Damage to homes and power lines can be prevented or lessened by preventive pruning.

Published April 17, 2005

Christmas isn't the only time to trim trees.

"In terms of preventing damage to your home and improving our ability to restore power, it's critical that everybody properly maintain and trim their trees prior to hurricane season," said Michelle Baker, emergency management director of Pasco County.

Uprooted trees, downed limbs and the cleanup of debris was a major and costly problem after last summer's four hurricanes.

Trying to mitigate property damage should be a priority for homeowners, said Citrus County Emergency Management Director Jim Soukup.

"Look at your trees," he said. "If there's any rotten limbs, get rid of them immediately."

Thomas Leto, the emergency management director in Hernando County, recently got rid of a dead tree on his property.

He was worried that any "wind event" - hurricane, tornado, thunderstorm - would bring the tree crashing down on his home.

"Get the trees trimmed," Leto said. "Do it before the start of the season, and do it each year. I would make the investment, because it's money well-spent."

That strategy may be fine in rural Citrus and Hernando counties, but in cities, such as Tampa and St. Petersburg, homeowners may have to get permits to trim or cut down trees, said Larry Gispert, director of Hillsborough County Emergency Management.

"Just don't go out and rent a chain saw and start hacking away at your 100-year-old tree," he said.

Call city building officials, he suggested. And if the tree is near a power line, call the people at your power company. Sometimes, they will trim those trees for you, or suggest a licensed tree-trimming contractor whom you can call.
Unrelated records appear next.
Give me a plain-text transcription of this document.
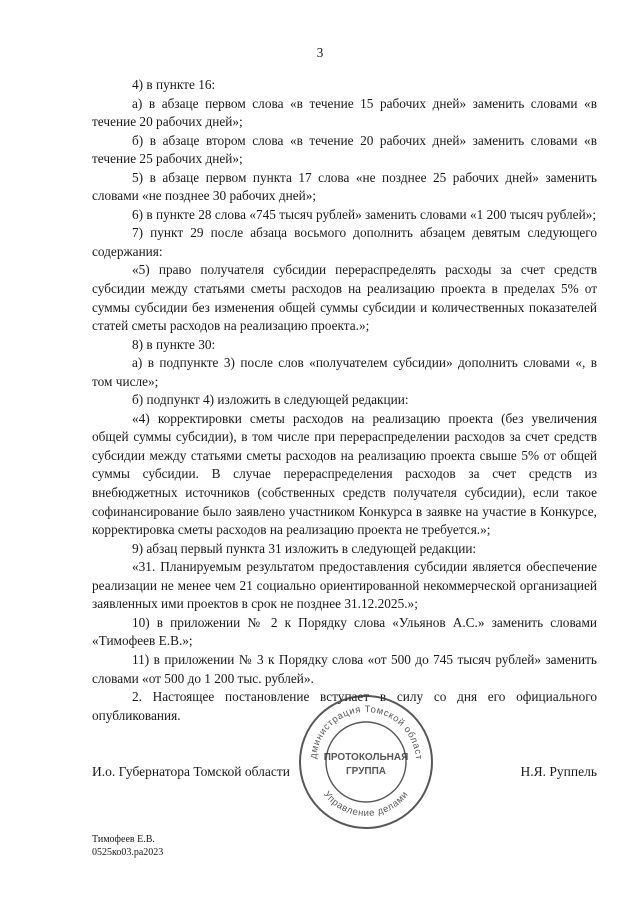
3

4) в пункте 16:

а) в абзаце первом слова «в течение 15 рабочих дней» заменить словами «в течение 20 рабочих дней»;

б) в абзаце втором слова «в течение 20 рабочих дней» заменить словами «в течение 25 рабочих дней»;

5) в абзаце первом пункта 17 слова «не позднее 25 рабочих дней» заменить словами «не позднее 30 рабочих дней»;

6) в пункте 28 слова «745 тысяч рублей» заменить словами «1 200 тысяч рублей»;

7) пункт 29 после абзаца восьмого дополнить абзацем девятым следующего содержания:

«5) право получателя субсидии перераспределять расходы за счет средств субсидии между статьями сметы расходов на реализацию проекта в пределах 5% от суммы субсидии без изменения общей суммы субсидии и количественных показателей статей сметы расходов на реализацию проекта.»;

8) в пункте 30:

а) в подпункте 3) после слов «получателем субсидии» дополнить словами «, в том числе»;

б) подпункт 4) изложить в следующей редакции:

«4) корректировки сметы расходов на реализацию проекта (без увеличения общей суммы субсидии), в том числе при перераспределении расходов за счет средств субсидии между статьями сметы расходов на реализацию проекта свыше 5% от общей суммы субсидии. В случае перераспределения расходов за счет средств из внебюджетных источников (собственных средств получателя субсидии), если такое софинансирование было заявлено участником Конкурса в заявке на участие в Конкурсе, корректировка сметы расходов на реализацию проекта не требуется.»;

9) абзац первый пункта 31 изложить в следующей редакции:

«31. Планируемым результатом предоставления субсидии является обеспечение реализации не менее чем 21 социально ориентированной некоммерческой организацией заявленных ими проектов в срок не позднее 31.12.2025.»;

10) в приложении № 2 к Порядку слова «Ульянов А.С.» заменить словами «Тимофеев Е.В.»;

11) в приложении № 3 к Порядку слова «от 500 до 745 тысяч рублей» заменить словами «от 500 до 1 200 тыс. рублей».

2. Настоящее постановление вступает в силу со дня его официального опубликования.

дминистрация Томской област
Управление делами
ПРОТОКОЛЬНАЯ
ГРУППА
И.о. Губернатора Томской области	Н.Я. Руппель
Тимофеев Е.В.
0525ко03.ра2023
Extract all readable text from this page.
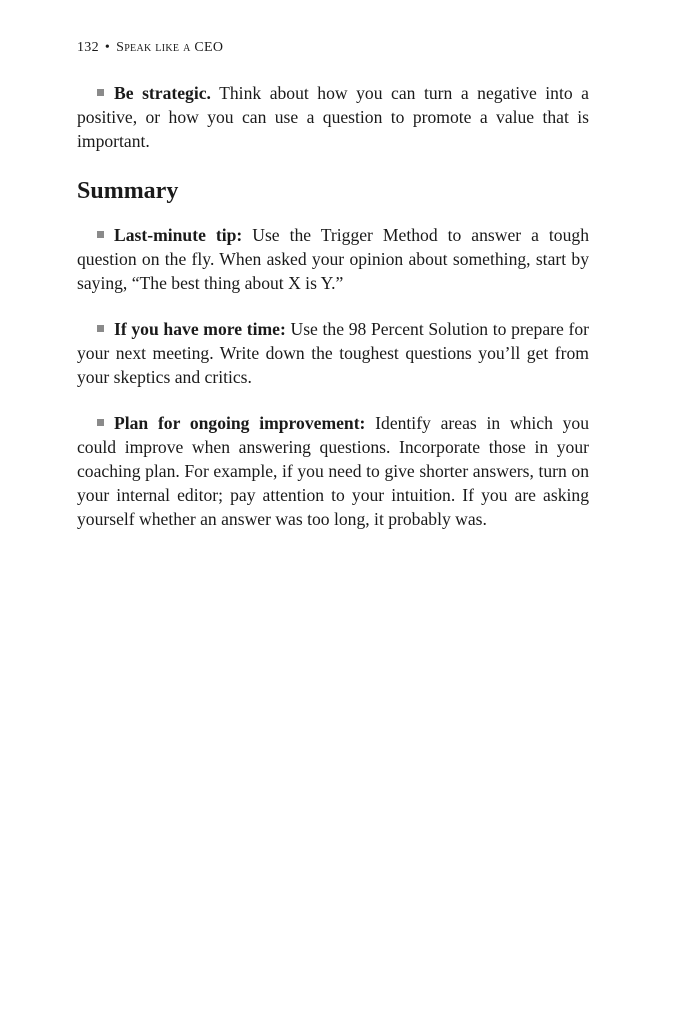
132 • Speak like a CEO

Be strategic. Think about how you can turn a negative into a positive, or how you can use a question to promote a value that is important.

Summary

Last-minute tip: Use the Trigger Method to answer a tough question on the fly. When asked your opinion about something, start by saying, “The best thing about X is Y.”

If you have more time: Use the 98 Percent Solution to prepare for your next meeting. Write down the toughest questions you’ll get from your skeptics and critics.

Plan for ongoing improvement: Identify areas in which you could improve when answering questions. Incorporate those in your coaching plan. For example, if you need to give shorter answers, turn on your internal editor; pay attention to your intuition. If you are asking yourself whether an answer was too long, it probably was.
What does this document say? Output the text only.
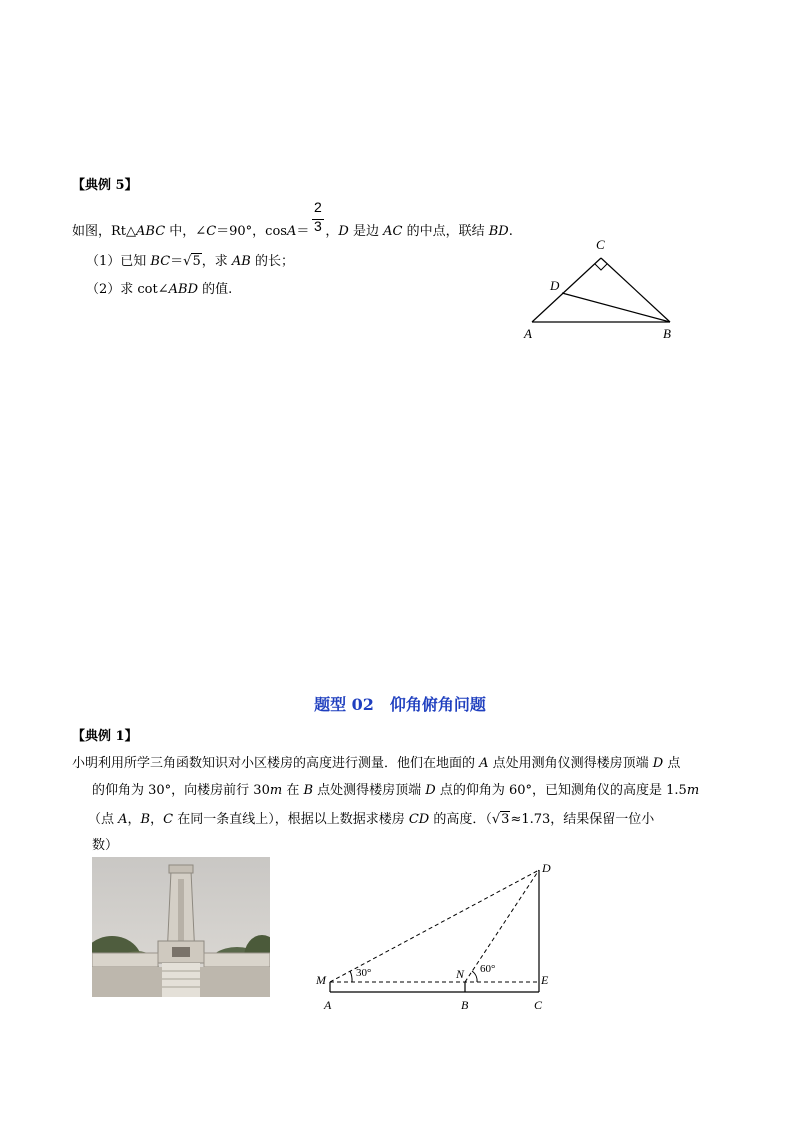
【典例 5】
如图，Rt△ABC 中，∠C＝90°，cosA＝ ，D 是边 AC 的中点，联结 BD.
2
3
（1）已知 BC＝√5，求 AB 的长；
（2）求 cot∠ABD 的值.
C
D
A	B
题型 02　仰角俯角问题
【典例 1】
小明利用所学三角函数知识对小区楼房的高度进行测量．他们在地面的 A 点处用测角仪测得楼房顶端 D 点
的仰角为 30°，向楼房前行 30m 在 B 点处测得楼房顶端 D 点的仰角为 60°，已知测角仪的高度是 1.5m
（点 A，B，C 在同一条直线上），根据以上数据求楼房 CD 的高度．（√3≈1.73，结果保留一位小
数）
D
M	N	E
A	B	C
30°	60°
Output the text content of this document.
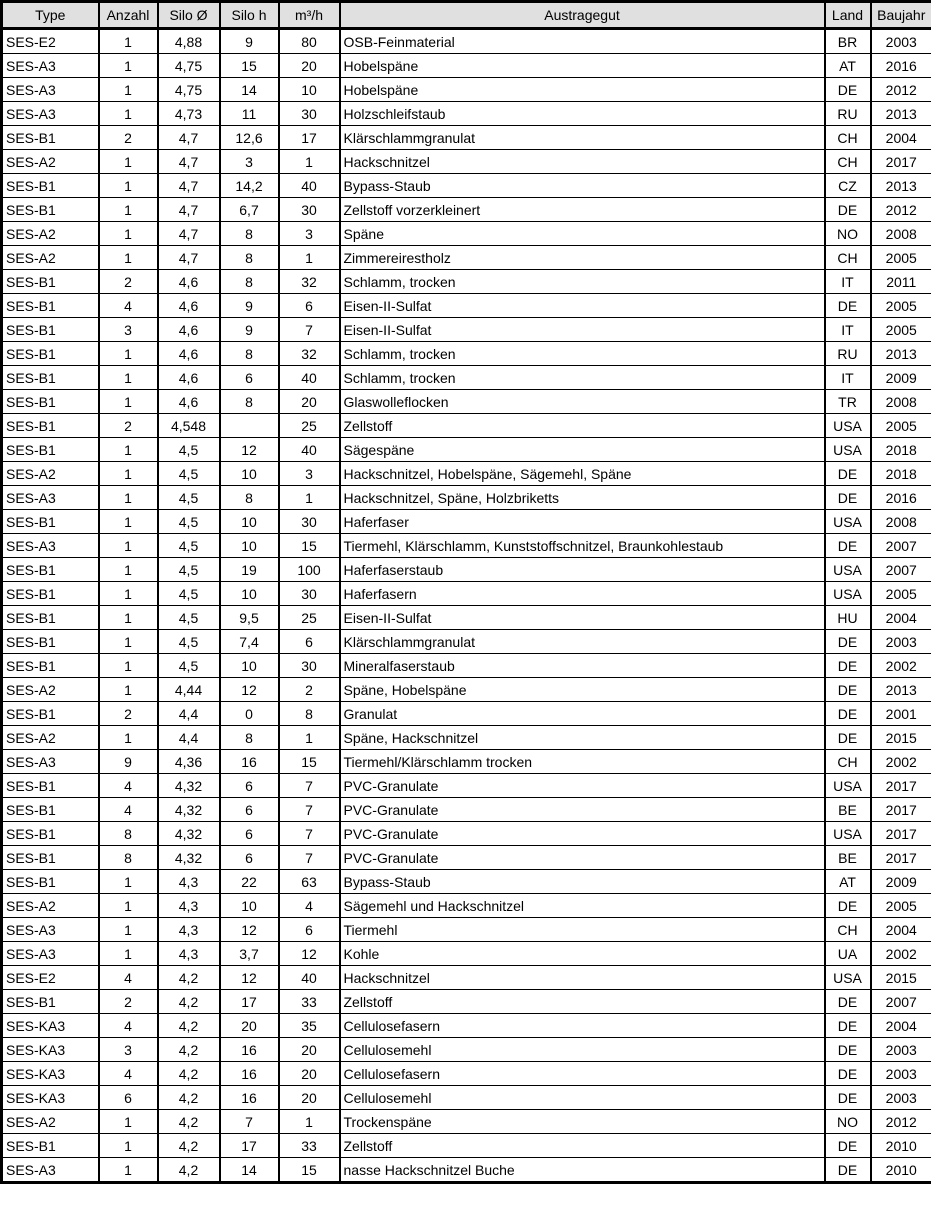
Type	Anzahl	Silo Ø	Silo h	m³/h	Austragegut	Land	Baujahr
SES-E2	1	4,88	9	80	OSB-Feinmaterial	BR	2003
SES-A3	1	4,75	15	20	Hobelspäne	AT	2016
SES-A3	1	4,75	14	10	Hobelspäne	DE	2012
SES-A3	1	4,73	11	30	Holzschleifstaub	RU	2013
SES-B1	2	4,7	12,6	17	Klärschlammgranulat	CH	2004
SES-A2	1	4,7	3	1	Hackschnitzel	CH	2017
SES-B1	1	4,7	14,2	40	Bypass-Staub	CZ	2013
SES-B1	1	4,7	6,7	30	Zellstoff vorzerkleinert	DE	2012
SES-A2	1	4,7	8	3	Späne	NO	2008
SES-A2	1	4,7	8	1	Zimmereirestholz	CH	2005
SES-B1	2	4,6	8	32	Schlamm, trocken	IT	2011
SES-B1	4	4,6	9	6	Eisen-II-Sulfat	DE	2005
SES-B1	3	4,6	9	7	Eisen-II-Sulfat	IT	2005
SES-B1	1	4,6	8	32	Schlamm, trocken	RU	2013
SES-B1	1	4,6	6	40	Schlamm, trocken	IT	2009
SES-B1	1	4,6	8	20	Glaswolleflocken	TR	2008
SES-B1	2	4,548		25	Zellstoff	USA	2005
SES-B1	1	4,5	12	40	Sägespäne	USA	2018
SES-A2	1	4,5	10	3	Hackschnitzel, Hobelspäne, Sägemehl, Späne	DE	2018
SES-A3	1	4,5	8	1	Hackschnitzel, Späne, Holzbriketts	DE	2016
SES-B1	1	4,5	10	30	Haferfaser	USA	2008
SES-A3	1	4,5	10	15	Tiermehl, Klärschlamm, Kunststoffschnitzel, Braunkohlestaub	DE	2007
SES-B1	1	4,5	19	100	Haferfaserstaub	USA	2007
SES-B1	1	4,5	10	30	Haferfasern	USA	2005
SES-B1	1	4,5	9,5	25	Eisen-II-Sulfat	HU	2004
SES-B1	1	4,5	7,4	6	Klärschlammgranulat	DE	2003
SES-B1	1	4,5	10	30	Mineralfaserstaub	DE	2002
SES-A2	1	4,44	12	2	Späne, Hobelspäne	DE	2013
SES-B1	2	4,4	0	8	Granulat	DE	2001
SES-A2	1	4,4	8	1	Späne, Hackschnitzel	DE	2015
SES-A3	9	4,36	16	15	Tiermehl/Klärschlamm trocken	CH	2002
SES-B1	4	4,32	6	7	PVC-Granulate	USA	2017
SES-B1	4	4,32	6	7	PVC-Granulate	BE	2017
SES-B1	8	4,32	6	7	PVC-Granulate	USA	2017
SES-B1	8	4,32	6	7	PVC-Granulate	BE	2017
SES-B1	1	4,3	22	63	Bypass-Staub	AT	2009
SES-A2	1	4,3	10	4	Sägemehl und Hackschnitzel	DE	2005
SES-A3	1	4,3	12	6	Tiermehl	CH	2004
SES-A3	1	4,3	3,7	12	Kohle	UA	2002
SES-E2	4	4,2	12	40	Hackschnitzel	USA	2015
SES-B1	2	4,2	17	33	Zellstoff	DE	2007
SES-KA3	4	4,2	20	35	Cellulosefasern	DE	2004
SES-KA3	3	4,2	16	20	Cellulosemehl	DE	2003
SES-KA3	4	4,2	16	20	Cellulosefasern	DE	2003
SES-KA3	6	4,2	16	20	Cellulosemehl	DE	2003
SES-A2	1	4,2	7	1	Trockenspäne	NO	2012
SES-B1	1	4,2	17	33	Zellstoff	DE	2010
SES-A3	1	4,2	14	15	nasse Hackschnitzel Buche	DE	2010
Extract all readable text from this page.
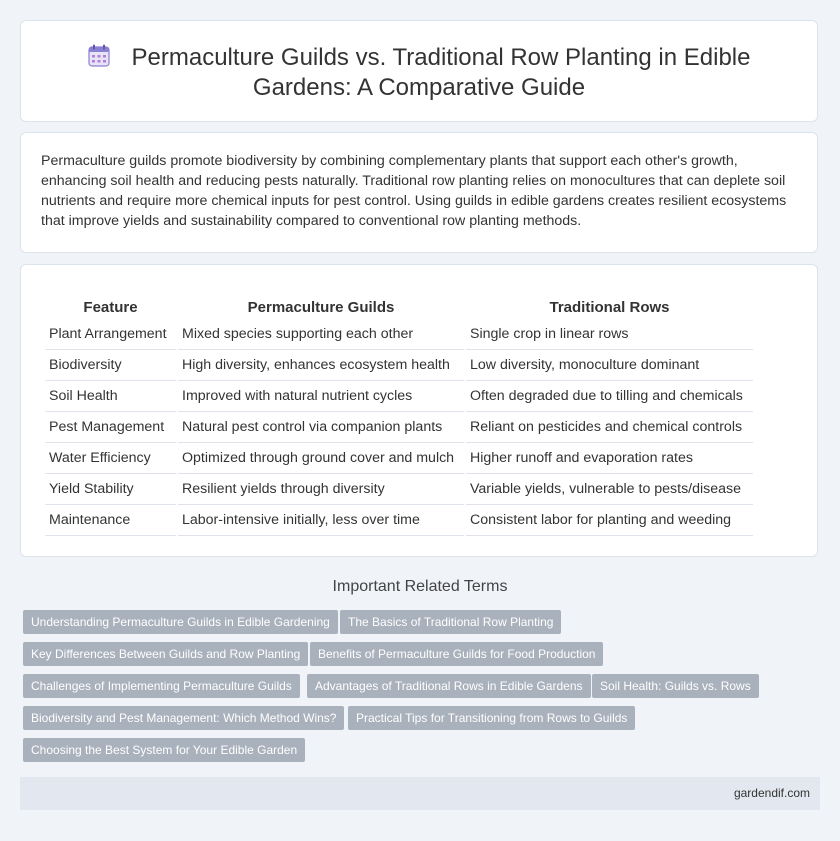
Permaculture Guilds vs. Traditional Row Planting in Edible
Gardens: A Comparative Guide

Permaculture guilds promote biodiversity by combining complementary plants that support each other's growth, enhancing soil health and reducing pests naturally. Traditional row planting relies on monocultures that can deplete soil nutrients and require more chemical inputs for pest control. Using guilds in edible gardens creates resilient ecosystems that improve yields and sustainability compared to conventional row planting methods.

Feature	Permaculture Guilds	Traditional Rows
Plant Arrangement	Mixed species supporting each other	Single crop in linear rows
Biodiversity	High diversity, enhances ecosystem health	Low diversity, monoculture dominant
Soil Health	Improved with natural nutrient cycles	Often degraded due to tilling and chemicals
Pest Management	Natural pest control via companion plants	Reliant on pesticides and chemical controls
Water Efficiency	Optimized through ground cover and mulch	Higher runoff and evaporation rates
Yield Stability	Resilient yields through diversity	Variable yields, vulnerable to pests/disease
Maintenance	Labor-intensive initially, less over time	Consistent labor for planting and weeding
Important Related Terms
Understanding Permaculture Guilds in Edible Gardening	The Basics of Traditional Row Planting
Key Differences Between Guilds and Row Planting	Benefits of Permaculture Guilds for Food Production
Challenges of Implementing Permaculture Guilds	Advantages of Traditional Rows in Edible Gardens	Soil Health: Guilds vs. Rows
Biodiversity and Pest Management: Which Method Wins?	Practical Tips for Transitioning from Rows to Guilds
Choosing the Best System for Your Edible Garden
gardendif.com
Most power companies, such as Progress Energy, have a three-year tree-trimming schedule, where arborists and licensed trimmers shave foliage and limbs away from power lines.

Still, homeowners can help themselves.

"Our recommendation is that people keep the overhang of trees away from the home," said Gary Vickers, director of Pinellas County Emergency Management. "Obviously if they break and fall, they're going to come down over the roof."

Damaged limbs often fall during the season's first mild storm. But it's still a good idea to check the health of your trees and secure anything else in your yard before hurricane season.

"Anything that can be picked up by the wind can be a missile," Hillsborough County's Gispert said.

After a hurricane, "the removal of debris can be a mammoth problem," he said. "Trees, telephone poles, power poles, travel trailers, boats. ... Anything that can be picked up and blown away just adds to the problem."